Mode de calcul : (100 KBq m2 de Cs137/1,80E-3 Vitesse de chute m s-1) * 50,39 Activité excursion à t/Cs137  en excursion à t * 2,57E-4 débit respiratoire m3 s-1 = 719,31 KBq * 1,05E-8 Sv/Bq moyen intégré de l’ensemble des éléments émis = 7,56 mSv. (Ce Sv/Bq moyen intégré de circonstance n’est ici que le rapport à t. entre la somme des doses individuelles des différents éléments et l’activité totale incorporée. Pour détails des doses ICRP par élément voir le tableau 1 ci-dessous.)

NB : Après 10 jours de décroissance le panache « à la Tchernobyl » d’un carburant brûlé en moyenne à 23 GwJ/t comme celui de Fukushima est encore 50 fois plus actif et 110  fois plus radiotoxique par inhalation que le Cs137 qu'il contient.

Scénario 2 : « A la Tepco » (Les trois réacteurs en fusion reconnue et explosés de Fukushima contenant plus de 6 tonnes de produits de fission ont relâché 21 fois moins de radioactivité que le réacteur de Tchernobyl en fusion qui contenait autour de 2,2 tonnes de produits de fission. Tel est le mantra officiel qui chante en cœur qu’Auschwitz était une douche.) 

Pour cette même activité totale intégrée de passage de l'élément de 55,56 MBq/m3, l'activité intégrée attendue du panache dans le (faux) scénario d’excursion avancé par la Tepco, 205,53 fois supérieure, s'élève à 11,42 GBq/m3. La radioactivité incorporée en la circonstance atteint 2,93 MBq pour une dose interne induite de 363,90 μSv à raison d'un taux respiratoire de 0,925 m3/h soit de 2,57E-4 m3/s. La radioactivité artificielle totale inhalée est 29,3 fois plus élevée que le dépôt de 100 KBq/m2 du Cs137.

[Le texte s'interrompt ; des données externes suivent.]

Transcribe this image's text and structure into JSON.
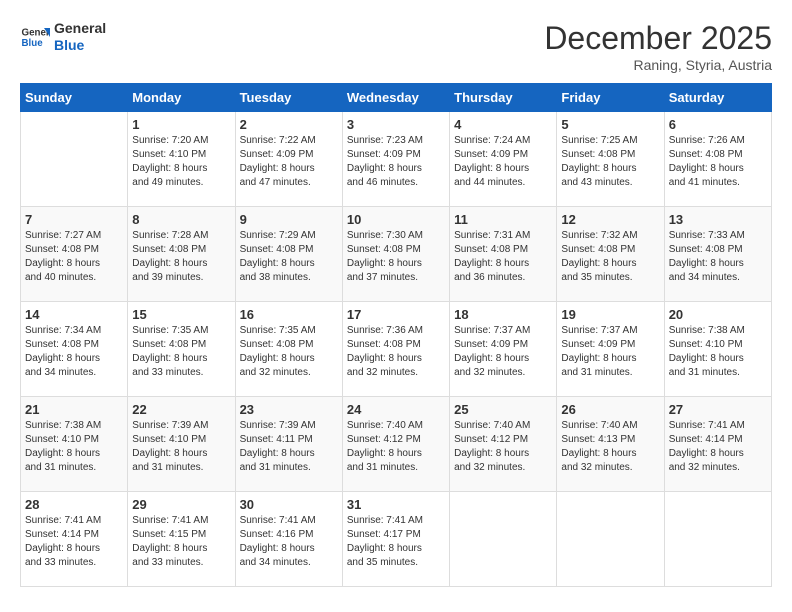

Mode de calcul : (100 KBq m2 de Cs137/0,0018 Vitesse de chute m s-1) * 205,53 Activité excursion à t/Cs137  en excursion à t * 2,57E-4 débit respiratoire m3 s-1 = 2,93 MBq * 3,45E-10 Sv/Bq intégré en fonction des éléments émis = 1,01 mSv. (Voir tableau 2)

NB : Après 10 jours de décroissance le panache « à la Tepco » (d’emblée démenti en sourdine par les ratio d’activité surfacique dégagés par les chercheurs bouche-cousue japonais qui démontrent sans appel que certains éléments ont fui de manière bien plus consistante que la Tepco ne le confesse) est encore 205,53 fois plus actif et 14,75 fois plus radiotoxique par inhalation que le Cs137 qu'il contient.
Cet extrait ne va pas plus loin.